Second, we assessed the role of previous experience, manipulating the amount of exposure and whether or not multiple speakers had spoken the target word in the learning phase. Variability between speakers has repeatedly been suggested to aid the formation of more mature, and presumably more noise-robust representations [4, 14]. Overall, more experience improved noise-robustness. However, the impact of previous experience interacted with the first factor, namely whether or not the test speaker was known. When testing with a known speaker, increasing the number of sentences spoken by the same speaker proved most beneficial and the model successfully detected words across noise conditions. Adding more speakers to the learning material, in contrast, yielded no improvement when the same speaker provided most of the learning and all of the test sentences.

Third, we compared two possible processes that might underlie infants reactions to presumably known and unknown words. Either infants simply compare acoustic patterns in their memory to the experimental stimuli, termed matching, or they focus on a specific word and its meaning, they recognise a word (or its absence). Matching, as defined within this paper, is sufficient to simulate the results of infant studies, and thus might account for the processing strategy employed by infants in the second half of their first year. Recognition proved to be more noise-robust, which is due to the attentional focus on a specific word and its meaning. The extent of the simulated noise-robustness exceeded the abilities of 6- to 8-month-olds and is more in line with abilities infants only display around their first birthday [4]. Multiple other changes might account for infants’ improved ability to deal with background noise, but considering the parallel maturation of the attentional system it seems plausible to attribute this to a change from acoustic matching to targeted recognition. Notably, infants’ abilities not only improve in the context of ambient noise; word recognition in the presence of a visual target also advances drastically, as shown for example by Bergelson and Swingley [13]. Maturing attentional skills and a more robust link of acoustic patterns and their meaning can also account for the type of recognition measured when infants have to focus on the correct image upon hearing its label.

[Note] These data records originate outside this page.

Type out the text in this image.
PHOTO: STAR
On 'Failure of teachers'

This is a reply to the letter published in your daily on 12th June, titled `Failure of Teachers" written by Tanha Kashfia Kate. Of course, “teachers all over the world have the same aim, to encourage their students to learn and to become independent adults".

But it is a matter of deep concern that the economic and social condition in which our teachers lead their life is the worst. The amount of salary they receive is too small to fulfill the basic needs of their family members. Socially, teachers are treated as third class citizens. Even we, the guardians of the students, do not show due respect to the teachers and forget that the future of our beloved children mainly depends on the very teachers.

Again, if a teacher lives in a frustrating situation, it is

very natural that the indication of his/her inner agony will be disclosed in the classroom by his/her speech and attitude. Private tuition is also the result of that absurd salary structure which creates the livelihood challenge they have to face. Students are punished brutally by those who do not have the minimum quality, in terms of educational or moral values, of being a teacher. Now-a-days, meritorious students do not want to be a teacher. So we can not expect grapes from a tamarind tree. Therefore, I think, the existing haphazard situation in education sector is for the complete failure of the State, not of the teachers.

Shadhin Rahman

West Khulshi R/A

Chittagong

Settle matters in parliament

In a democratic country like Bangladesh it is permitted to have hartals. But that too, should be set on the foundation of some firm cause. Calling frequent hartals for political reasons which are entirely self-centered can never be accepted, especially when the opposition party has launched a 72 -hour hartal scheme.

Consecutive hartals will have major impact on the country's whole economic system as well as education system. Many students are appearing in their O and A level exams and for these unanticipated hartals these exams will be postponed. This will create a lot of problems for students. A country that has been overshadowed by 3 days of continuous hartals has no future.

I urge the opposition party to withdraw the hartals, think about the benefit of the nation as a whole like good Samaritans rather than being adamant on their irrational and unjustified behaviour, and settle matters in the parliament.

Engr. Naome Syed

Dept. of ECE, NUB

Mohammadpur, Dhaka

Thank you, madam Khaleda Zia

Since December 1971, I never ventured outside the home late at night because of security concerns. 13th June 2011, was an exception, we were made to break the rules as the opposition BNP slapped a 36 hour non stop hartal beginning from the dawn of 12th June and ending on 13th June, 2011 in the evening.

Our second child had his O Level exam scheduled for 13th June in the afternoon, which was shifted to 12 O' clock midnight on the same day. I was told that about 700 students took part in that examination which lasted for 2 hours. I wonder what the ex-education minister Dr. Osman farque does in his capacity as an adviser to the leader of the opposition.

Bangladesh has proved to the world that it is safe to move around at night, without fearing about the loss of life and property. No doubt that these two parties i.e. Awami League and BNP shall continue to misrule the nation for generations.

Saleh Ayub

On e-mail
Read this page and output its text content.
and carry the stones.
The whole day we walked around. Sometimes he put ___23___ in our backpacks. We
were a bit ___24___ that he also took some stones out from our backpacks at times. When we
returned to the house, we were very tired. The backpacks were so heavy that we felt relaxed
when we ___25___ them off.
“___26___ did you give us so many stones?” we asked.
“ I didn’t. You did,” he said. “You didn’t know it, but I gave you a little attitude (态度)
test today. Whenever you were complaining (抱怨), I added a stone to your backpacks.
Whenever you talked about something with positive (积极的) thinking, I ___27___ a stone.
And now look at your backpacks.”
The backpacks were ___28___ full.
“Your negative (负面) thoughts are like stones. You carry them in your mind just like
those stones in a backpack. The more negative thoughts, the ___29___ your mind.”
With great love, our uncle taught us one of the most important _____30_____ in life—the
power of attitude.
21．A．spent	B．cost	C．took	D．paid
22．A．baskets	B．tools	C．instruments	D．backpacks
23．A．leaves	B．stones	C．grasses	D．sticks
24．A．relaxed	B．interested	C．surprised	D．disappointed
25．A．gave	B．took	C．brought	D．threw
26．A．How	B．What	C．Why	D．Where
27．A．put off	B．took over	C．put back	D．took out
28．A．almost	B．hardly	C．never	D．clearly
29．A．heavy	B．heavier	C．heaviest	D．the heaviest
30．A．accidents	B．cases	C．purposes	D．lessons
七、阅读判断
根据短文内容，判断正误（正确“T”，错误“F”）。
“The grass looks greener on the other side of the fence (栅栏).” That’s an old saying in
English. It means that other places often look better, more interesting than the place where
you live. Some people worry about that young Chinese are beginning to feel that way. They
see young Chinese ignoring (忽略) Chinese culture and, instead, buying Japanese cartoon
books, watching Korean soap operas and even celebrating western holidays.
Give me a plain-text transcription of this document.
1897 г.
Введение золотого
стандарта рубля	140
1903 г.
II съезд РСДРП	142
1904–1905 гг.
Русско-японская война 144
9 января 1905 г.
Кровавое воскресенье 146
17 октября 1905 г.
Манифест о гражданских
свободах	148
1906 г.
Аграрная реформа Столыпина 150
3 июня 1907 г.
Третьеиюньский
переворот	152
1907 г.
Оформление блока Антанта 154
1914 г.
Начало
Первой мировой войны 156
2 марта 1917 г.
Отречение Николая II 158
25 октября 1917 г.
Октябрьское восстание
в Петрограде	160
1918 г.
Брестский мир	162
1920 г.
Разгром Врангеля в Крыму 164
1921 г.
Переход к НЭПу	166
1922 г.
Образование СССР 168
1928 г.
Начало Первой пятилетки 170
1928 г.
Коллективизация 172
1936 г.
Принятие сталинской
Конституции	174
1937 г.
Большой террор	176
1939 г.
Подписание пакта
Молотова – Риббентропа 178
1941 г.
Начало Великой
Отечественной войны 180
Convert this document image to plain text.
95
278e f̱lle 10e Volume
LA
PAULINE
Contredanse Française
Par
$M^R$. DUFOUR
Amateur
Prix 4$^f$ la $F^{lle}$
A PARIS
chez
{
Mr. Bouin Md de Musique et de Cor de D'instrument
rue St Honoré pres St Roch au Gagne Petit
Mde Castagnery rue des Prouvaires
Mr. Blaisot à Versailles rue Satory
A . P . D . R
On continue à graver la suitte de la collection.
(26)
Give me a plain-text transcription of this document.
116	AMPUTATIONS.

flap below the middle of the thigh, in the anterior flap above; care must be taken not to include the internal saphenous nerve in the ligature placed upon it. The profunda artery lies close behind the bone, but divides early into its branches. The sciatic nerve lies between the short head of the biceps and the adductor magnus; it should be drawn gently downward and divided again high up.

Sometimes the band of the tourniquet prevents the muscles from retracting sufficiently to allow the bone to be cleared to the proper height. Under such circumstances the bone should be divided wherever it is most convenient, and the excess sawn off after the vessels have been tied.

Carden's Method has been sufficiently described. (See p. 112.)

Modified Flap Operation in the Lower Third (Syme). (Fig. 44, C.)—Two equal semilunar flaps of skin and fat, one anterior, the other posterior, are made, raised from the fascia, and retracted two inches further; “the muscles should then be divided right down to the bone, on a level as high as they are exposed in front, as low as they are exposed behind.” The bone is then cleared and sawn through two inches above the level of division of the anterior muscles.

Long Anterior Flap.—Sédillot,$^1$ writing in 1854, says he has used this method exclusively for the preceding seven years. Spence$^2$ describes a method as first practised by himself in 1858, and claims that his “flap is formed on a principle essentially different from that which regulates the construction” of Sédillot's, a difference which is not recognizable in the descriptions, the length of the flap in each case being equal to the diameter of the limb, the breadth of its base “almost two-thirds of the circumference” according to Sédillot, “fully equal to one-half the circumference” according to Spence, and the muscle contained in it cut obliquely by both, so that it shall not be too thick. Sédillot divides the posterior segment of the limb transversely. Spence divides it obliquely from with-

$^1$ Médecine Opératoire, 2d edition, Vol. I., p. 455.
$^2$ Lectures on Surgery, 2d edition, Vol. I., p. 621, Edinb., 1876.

Our simulations provide an interpretative framework for the small number of behavioural experiments that investigated the resilience of infants’ speech processing to additive noise, e.g., [1, 4]. The first papers on the impact of noise on infant speech processing attributed substantial importance to auditory stream segregation. It should be noted that more recent work does not invoke stream segregation as an explanatory mechanism [8]. In the Introduction we explained why it is unlikely that infants could be able to deploy stream segregation in an experimental setting in which the most powerful tools that adults use for stream segregation, directional hearing and observing lip movements, were not available. To avoid making unwarranted assumptions about infants’ abilities, we refrained from implementing stream segregation in our model. Future work can address directional hearing; behavioural experiments might for example ploy several loudspeakers as sources for both the target speech signal and the distracting noise. Admittedly, additional acoustic measurements are necessary to obtain a specific SNR at the position of the infant’s head, but at the very least such an experimental set up could answer the question to what extent infants can use directional hearing when hearing speech in noise. If infants use binaural hearing to separate signals, they should outperform participants tested in the manner simulated here, namely with a signal that has been merged a priori and is presented from one physical source.

In the Introduction we pointed out the tension between behavioural experiments, in which infants’ skills of the day are measured irrespective of how and when they have been acquired on the one hand and simulation experiments, in which the emphasis is on the learning process on the other hand. Arguably, simulation experiments are closer to theories about language acquisition [29] than most behavioural experiments, since they make all assumptions explicit and take into account which abilities and experiences led to an observed behaviour in a laboratory test. Our simulations add to a comprehensive theory of language acquisition by questioning whether the conclusions drawn from behavioural experiments ignore alternative processes that could have yielded the same observable behaviours. As such, the present work has implications when interpreting infant data beyond the scope of speech perception in noise.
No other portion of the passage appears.